After reading the article, lots of question pops up in my head. Indeed, just as Ellen Bialyastok said, in the modern world which different countries getting more connected, bilingual became sort of a necessary skill in many circumstances, such as international business or travel industry. (2009)
As a foreigner, born and raised outside of America, which is a non- English environment, I can see it there might be a different value or point of view on bilingual. As English became the international language, Americans pretty much do not need a second language. It might sounds weird and offensive but my point is, to a Chinese guy like me, English is also a necessary language besides my First language. As the article mentioned, there are bilingual speaker that forced to be one and bilingual speaker that choose to be one. (2009) People who are forced are usually because of their parents speak a different language other than the language environment that the child are living in.

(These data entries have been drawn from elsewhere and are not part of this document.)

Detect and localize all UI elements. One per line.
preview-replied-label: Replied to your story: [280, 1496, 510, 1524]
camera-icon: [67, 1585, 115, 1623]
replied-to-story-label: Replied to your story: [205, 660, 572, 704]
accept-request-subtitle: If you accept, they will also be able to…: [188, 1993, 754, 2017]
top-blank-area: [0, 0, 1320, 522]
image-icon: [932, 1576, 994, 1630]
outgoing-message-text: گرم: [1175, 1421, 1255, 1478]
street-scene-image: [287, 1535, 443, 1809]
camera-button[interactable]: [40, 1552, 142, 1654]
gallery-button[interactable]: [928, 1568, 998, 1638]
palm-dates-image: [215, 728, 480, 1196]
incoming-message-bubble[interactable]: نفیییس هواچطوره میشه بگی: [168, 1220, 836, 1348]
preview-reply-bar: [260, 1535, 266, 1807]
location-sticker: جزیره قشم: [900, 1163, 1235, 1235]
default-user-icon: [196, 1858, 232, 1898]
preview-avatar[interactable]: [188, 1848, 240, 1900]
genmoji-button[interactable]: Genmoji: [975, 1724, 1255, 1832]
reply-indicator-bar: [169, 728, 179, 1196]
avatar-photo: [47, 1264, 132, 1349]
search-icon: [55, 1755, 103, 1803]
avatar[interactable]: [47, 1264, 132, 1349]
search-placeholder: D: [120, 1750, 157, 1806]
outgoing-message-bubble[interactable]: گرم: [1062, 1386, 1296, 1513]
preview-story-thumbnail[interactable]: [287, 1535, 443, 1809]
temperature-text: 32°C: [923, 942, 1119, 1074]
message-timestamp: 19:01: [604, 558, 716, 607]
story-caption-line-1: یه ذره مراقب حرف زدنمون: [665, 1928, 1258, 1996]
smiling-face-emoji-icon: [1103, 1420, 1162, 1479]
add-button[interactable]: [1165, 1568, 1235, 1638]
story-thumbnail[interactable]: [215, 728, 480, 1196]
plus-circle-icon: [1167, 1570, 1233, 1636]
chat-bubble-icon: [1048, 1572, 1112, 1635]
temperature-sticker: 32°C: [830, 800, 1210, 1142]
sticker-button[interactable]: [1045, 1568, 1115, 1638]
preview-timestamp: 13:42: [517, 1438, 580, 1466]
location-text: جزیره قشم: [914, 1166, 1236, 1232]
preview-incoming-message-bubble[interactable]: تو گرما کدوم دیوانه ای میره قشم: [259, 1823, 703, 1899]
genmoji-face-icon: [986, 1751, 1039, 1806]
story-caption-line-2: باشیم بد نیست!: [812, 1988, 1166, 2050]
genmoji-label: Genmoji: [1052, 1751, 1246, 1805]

People who choose to be one simply wants to learn a language and manage to master it. However I do think this thought are mostly focused on English based country. In my country, or city, which is Hong Kong, we are both choose and forced to be a bilingual speaker. We are all Cantonese speaker, which is also the only language we need if we stay in our region. However, because English is the international common language, we will have to learn it if we want to survive in the modern world. English, though is not our main language appears everywhere around my city. For example in the advertisement, on the can soup description or even on a simple toilet sign. What I want to say is that, although we are not forced to lean English like baby born in a bilingual family, we are still forced to learn the language because we need it for regular living actions. Still, technically we choose to become one. It might also be one of the reason Asian children have an impression that they are good at academic work. On a website call “bilingual parenting” stated that bilingualism actually can produce more grey matter in your brain which heavily affects the ability to learn. (2014)
Bialystok, E., Craik, F., Green, D., & Gollan, T. (2009). Bilingual Minds. Psychological Science in the Public Interest, 10(3), 89-129.